9 novembre 2018

Un tedesco per la Commissione Ue. Il Ppe sceglie Weber, Merkel ringrazia


Verso le elezioni. Il congresso dei popolari europei a Helsinki incorona il cristiano-sociale per la corsa alla successione di Jean Claude Juncker. Tra i sostenitori anche il primo ministro ungherese Viktor Orbán


I popolari europei incoronano il cristiano-sociale Manfred Weber come candidato di punta per la prossima Commissione Ue. Ieri a Helsinki il congresso Ppe ha nominato ufficialmente il suo capogruppo a Bruxelles per la corsa alla successione di Jean Claude Juncker nel maggio 2019.
A lui il 79,2% dei voti dei delegati che lo hanno preferito ad Alex Stubb, vice presidente della Banca europea per gli investimenti ed ex premier della Finlandia fino al 2015.
«È un successo per tutti noi: non la vittoria di un singolo ma dell’intero Ppe» è stata la prima dichiarazione di Weber insieme alla promessa di «un’Europa ambiziosa» e al sogno di conquistare «la maggioranza all’Europarlamento».

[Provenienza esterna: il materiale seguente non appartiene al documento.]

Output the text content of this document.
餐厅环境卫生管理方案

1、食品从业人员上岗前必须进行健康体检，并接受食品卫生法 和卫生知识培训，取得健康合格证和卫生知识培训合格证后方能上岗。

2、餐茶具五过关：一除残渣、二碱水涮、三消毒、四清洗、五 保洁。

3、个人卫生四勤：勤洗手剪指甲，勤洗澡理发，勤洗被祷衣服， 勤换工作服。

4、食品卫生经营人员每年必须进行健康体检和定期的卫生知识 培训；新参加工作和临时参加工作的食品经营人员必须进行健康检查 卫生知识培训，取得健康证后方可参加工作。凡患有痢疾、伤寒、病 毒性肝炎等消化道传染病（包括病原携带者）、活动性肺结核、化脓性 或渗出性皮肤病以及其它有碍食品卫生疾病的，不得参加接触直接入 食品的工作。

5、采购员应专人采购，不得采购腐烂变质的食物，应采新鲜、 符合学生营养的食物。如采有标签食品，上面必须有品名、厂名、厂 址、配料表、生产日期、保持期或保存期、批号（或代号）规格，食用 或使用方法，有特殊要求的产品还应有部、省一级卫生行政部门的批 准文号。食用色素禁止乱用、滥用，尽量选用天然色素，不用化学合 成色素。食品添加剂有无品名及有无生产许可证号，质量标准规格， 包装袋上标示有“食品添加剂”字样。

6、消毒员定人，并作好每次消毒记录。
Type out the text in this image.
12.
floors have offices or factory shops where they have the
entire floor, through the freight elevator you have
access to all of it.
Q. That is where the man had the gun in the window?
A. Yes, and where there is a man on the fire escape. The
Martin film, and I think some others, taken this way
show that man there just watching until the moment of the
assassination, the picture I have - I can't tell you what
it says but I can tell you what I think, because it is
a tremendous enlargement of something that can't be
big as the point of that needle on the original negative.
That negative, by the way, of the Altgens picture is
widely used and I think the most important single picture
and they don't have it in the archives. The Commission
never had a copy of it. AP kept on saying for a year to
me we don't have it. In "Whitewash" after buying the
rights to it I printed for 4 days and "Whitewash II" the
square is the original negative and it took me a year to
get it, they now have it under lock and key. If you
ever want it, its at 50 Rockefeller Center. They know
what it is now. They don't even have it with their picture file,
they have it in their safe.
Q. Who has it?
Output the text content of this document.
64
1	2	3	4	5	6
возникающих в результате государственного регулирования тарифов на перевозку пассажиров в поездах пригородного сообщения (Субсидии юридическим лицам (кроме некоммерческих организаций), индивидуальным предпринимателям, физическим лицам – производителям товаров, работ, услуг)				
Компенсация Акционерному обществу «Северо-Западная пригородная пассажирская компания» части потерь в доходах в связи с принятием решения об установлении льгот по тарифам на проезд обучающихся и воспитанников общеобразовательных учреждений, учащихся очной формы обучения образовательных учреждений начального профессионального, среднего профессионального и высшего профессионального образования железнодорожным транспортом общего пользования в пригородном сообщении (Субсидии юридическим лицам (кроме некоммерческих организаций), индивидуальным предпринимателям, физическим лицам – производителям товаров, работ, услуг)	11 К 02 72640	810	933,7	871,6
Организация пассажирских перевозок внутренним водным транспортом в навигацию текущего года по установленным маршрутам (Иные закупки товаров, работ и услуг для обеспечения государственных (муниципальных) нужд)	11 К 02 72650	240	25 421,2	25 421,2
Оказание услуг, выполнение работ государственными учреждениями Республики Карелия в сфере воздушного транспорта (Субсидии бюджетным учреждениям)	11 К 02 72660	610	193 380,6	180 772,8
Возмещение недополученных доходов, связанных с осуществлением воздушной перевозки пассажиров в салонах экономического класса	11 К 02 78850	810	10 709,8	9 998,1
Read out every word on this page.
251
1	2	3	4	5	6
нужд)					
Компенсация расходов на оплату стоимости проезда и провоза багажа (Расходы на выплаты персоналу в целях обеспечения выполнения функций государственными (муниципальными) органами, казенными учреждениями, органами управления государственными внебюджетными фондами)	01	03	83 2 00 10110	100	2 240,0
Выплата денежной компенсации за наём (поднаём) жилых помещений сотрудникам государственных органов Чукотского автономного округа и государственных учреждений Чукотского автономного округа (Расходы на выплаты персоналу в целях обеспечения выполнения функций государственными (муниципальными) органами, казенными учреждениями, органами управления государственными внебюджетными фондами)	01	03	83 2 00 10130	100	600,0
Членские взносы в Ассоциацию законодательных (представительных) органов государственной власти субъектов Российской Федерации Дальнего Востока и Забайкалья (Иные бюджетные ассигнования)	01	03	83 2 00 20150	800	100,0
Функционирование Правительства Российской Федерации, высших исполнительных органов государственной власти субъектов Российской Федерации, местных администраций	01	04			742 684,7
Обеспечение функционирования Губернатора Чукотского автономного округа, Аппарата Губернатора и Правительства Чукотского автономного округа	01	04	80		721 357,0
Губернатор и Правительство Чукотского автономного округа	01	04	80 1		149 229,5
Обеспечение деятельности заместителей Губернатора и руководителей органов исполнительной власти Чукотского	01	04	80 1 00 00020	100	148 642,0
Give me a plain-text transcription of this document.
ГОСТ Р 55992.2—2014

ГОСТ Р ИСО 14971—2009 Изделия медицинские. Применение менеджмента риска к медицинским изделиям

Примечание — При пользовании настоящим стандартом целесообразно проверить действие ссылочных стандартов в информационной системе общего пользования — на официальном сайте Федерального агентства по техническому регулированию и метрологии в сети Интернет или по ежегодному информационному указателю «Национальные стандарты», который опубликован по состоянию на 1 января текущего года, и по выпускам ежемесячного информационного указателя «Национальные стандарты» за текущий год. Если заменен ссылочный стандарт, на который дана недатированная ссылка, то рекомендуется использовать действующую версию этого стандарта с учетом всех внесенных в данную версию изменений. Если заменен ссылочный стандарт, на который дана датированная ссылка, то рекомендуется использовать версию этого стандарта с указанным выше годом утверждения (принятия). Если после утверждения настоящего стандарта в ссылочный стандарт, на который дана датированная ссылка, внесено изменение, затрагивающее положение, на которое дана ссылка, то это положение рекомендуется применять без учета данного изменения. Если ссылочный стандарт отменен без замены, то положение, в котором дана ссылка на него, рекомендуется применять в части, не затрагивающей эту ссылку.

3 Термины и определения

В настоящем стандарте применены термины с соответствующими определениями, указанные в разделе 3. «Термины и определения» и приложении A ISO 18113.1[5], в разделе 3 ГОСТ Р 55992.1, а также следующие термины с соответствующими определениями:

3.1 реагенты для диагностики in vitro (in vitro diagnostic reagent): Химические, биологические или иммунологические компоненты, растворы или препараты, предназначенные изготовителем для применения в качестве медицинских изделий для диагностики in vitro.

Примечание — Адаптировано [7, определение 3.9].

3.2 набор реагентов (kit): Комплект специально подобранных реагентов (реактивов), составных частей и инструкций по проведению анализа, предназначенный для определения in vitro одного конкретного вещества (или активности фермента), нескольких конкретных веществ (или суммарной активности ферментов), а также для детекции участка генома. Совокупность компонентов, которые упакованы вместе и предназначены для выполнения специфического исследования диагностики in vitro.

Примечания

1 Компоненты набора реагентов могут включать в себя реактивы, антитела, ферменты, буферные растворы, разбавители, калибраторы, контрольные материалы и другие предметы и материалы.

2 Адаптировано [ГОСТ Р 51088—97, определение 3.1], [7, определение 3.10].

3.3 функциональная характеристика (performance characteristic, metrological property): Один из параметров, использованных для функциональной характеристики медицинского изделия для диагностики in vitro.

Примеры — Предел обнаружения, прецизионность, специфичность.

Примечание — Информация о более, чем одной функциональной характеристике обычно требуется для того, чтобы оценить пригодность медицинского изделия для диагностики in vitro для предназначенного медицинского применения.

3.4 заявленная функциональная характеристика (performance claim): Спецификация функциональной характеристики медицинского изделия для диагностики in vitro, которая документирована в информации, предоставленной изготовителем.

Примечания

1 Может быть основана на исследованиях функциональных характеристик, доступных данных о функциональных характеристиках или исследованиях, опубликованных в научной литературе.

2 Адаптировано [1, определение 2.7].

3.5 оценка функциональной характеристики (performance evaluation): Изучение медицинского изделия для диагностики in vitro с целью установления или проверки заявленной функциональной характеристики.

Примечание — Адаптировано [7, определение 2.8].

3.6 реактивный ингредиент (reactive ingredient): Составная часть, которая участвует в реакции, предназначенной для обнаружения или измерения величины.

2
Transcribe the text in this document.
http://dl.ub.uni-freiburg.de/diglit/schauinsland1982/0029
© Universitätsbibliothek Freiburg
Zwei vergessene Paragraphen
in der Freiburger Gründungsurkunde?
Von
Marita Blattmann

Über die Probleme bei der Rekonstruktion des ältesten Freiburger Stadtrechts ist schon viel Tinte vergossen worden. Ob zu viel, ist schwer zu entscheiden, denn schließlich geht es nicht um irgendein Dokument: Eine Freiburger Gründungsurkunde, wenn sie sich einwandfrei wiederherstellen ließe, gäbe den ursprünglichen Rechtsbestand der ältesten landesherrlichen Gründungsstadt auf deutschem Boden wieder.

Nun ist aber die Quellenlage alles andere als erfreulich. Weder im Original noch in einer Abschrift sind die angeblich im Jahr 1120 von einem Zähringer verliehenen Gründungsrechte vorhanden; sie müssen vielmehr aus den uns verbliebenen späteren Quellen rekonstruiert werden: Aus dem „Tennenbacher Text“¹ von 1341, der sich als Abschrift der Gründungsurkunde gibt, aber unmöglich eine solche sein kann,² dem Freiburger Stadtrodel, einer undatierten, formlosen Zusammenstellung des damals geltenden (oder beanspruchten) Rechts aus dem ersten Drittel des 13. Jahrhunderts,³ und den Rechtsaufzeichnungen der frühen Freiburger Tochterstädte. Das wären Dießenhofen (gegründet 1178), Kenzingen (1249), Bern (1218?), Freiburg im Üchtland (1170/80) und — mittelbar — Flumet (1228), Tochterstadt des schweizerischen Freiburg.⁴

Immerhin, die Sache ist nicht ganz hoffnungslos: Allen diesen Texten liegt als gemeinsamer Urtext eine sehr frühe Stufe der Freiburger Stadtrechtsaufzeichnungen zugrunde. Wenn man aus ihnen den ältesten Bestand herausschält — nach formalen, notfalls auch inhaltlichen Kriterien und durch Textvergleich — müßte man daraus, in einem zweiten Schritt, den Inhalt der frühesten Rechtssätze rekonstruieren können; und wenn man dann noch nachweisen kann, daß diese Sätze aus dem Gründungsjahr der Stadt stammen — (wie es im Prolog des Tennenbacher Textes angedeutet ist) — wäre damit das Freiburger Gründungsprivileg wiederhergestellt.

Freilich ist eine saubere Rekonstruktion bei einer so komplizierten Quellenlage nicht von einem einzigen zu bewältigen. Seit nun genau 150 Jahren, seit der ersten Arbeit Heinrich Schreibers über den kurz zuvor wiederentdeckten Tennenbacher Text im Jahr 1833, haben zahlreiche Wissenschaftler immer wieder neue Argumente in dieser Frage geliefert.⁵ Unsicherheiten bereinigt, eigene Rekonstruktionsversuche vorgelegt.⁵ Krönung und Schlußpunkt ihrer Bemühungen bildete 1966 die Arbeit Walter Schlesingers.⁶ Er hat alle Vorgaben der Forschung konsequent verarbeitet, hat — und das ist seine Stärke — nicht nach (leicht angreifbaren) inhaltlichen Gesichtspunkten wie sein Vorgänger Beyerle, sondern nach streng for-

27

Festeggia la cancelliera Angela Merkel («il mio cuore batte per lui») suo principale sponsor, senza cui il candidato tedesco non avrebbe avuto neppure mezza chance nella sfida interna fra democristiani. Ma batte le mani (al ritmo dell’Inno alla Gioia suonato al termine del congresso) anche il primo ministro ungherese Viktor Orbán, che lo ha sostenuto nonostante le ripetute critiche alla sua politica ultra-nazionalista.
«Colmare il divario con i cittadini» è la parola d’ordine dello spitzkandidat incaricato di risollevare le sorti del Ppe prima ancora che dell’Europa in balìa delle forze centrifughe. La sua nomina, tra gli addetti ai lavori, è tutt’altro che una sorpresa, e si incastra perfettamente nella strategia dei popolari per mantenere il timone della Commissione anche dopo l’era-Juncker.
Fuori dal congresso, con buona pace delle smentite bilaterali, Merkel e il premier francese Emmanuel Macron avrebbero già stabilito che il prossimo presidente Ue sarà tedesco. Non succedeva dal 1967, con Walter Hallstein silurato proprio da Parigi dopo il primo mandato. E Weber da questo punto di vista è davvero l’uomo opportuno al momento giusto, anche se fino a ieri quasi nessuno aveva sentito parlare di lui al di fuori della Baviera o delle Commissioni Ue Giustizia e Affari costituzionali di cui è stato membro.

Classe 1972, cattolico praticante, una laurea in ingegneria prima di diventare il leader della Junge Union e nel 2003 il più giovane deputato al Parlamento di Monaco. Legato al leader Csu Horst Seehofer, nel pieno della crisi estiva tra la cancelliera e il ministro dell’Interno non ha esitato a schierarsi con Mutti a fianco della sua «soluzione europea» all’immigrazione. Come si è rivelato capace nell’impresa semi-impossibile di trattenere nelle fila del Ppe gli 11 eurodeputati ungheresi del partito euroscettico Fidesz già con un piede fuori dalla “casa” dei popolari. Certosino del compromesso politico, ha costruito la sua carriera sulla capacità di miscelare le ragioni degli alleati con quelle degli avversari, anche interni. Un vero e proprio “pontiere” anche se i socialisti europei hanno già fatto sapere che fra sei mesi non voteranno certo per lui. «La campagna elettorale inizia oggi. Siamo costruttori di ponti e useremo lo “slancio” di Juncker e Tajani per vincere a maggio 2019» ha spiegato ieri Weber, secondo cui «c’è tanto da raccontare, a partire dall’Europa forte e stabile» ereditata dal presidente lussemburghese.

Eppure non basteranno i 492 voti (su 619 validi) conquistati ieri a Helsinki a convincere gli scettici che fanno notare come il suo profilo non sia per niente «normale». Weber mastica un po’ di francese, se la cava maluccio con l’inglese e, soprattutto, non ha mai ricoperto una carica governativa in Germania né è mai stato ministro del suo Land.
Un pesce fuori dall’acqua di Bruxelles, anche se è immerso in ciò che la Deutsche Welle definisce «burocrazia tentacolare europea» e ha imparato a nuotare nel mare magnum degli oltre 30 mila funzionari Ue. Da equilibrista avrà meno problemi di Juncker a barcamenarsi tra le correnti politiche sottomarine alla Commissione, mentre da moderato sarà comunque più adatto di lui a contenere le anime euroscettiche del Ppe che non sono poche. Mentre il sostegno, più o meno manifesto, di Parigi pare già assicurato dalla promessa (anche questa smentita da Merkel e Macron) di affidare la Bce alla Francia quando scadrà il mandato di Mario Draghi.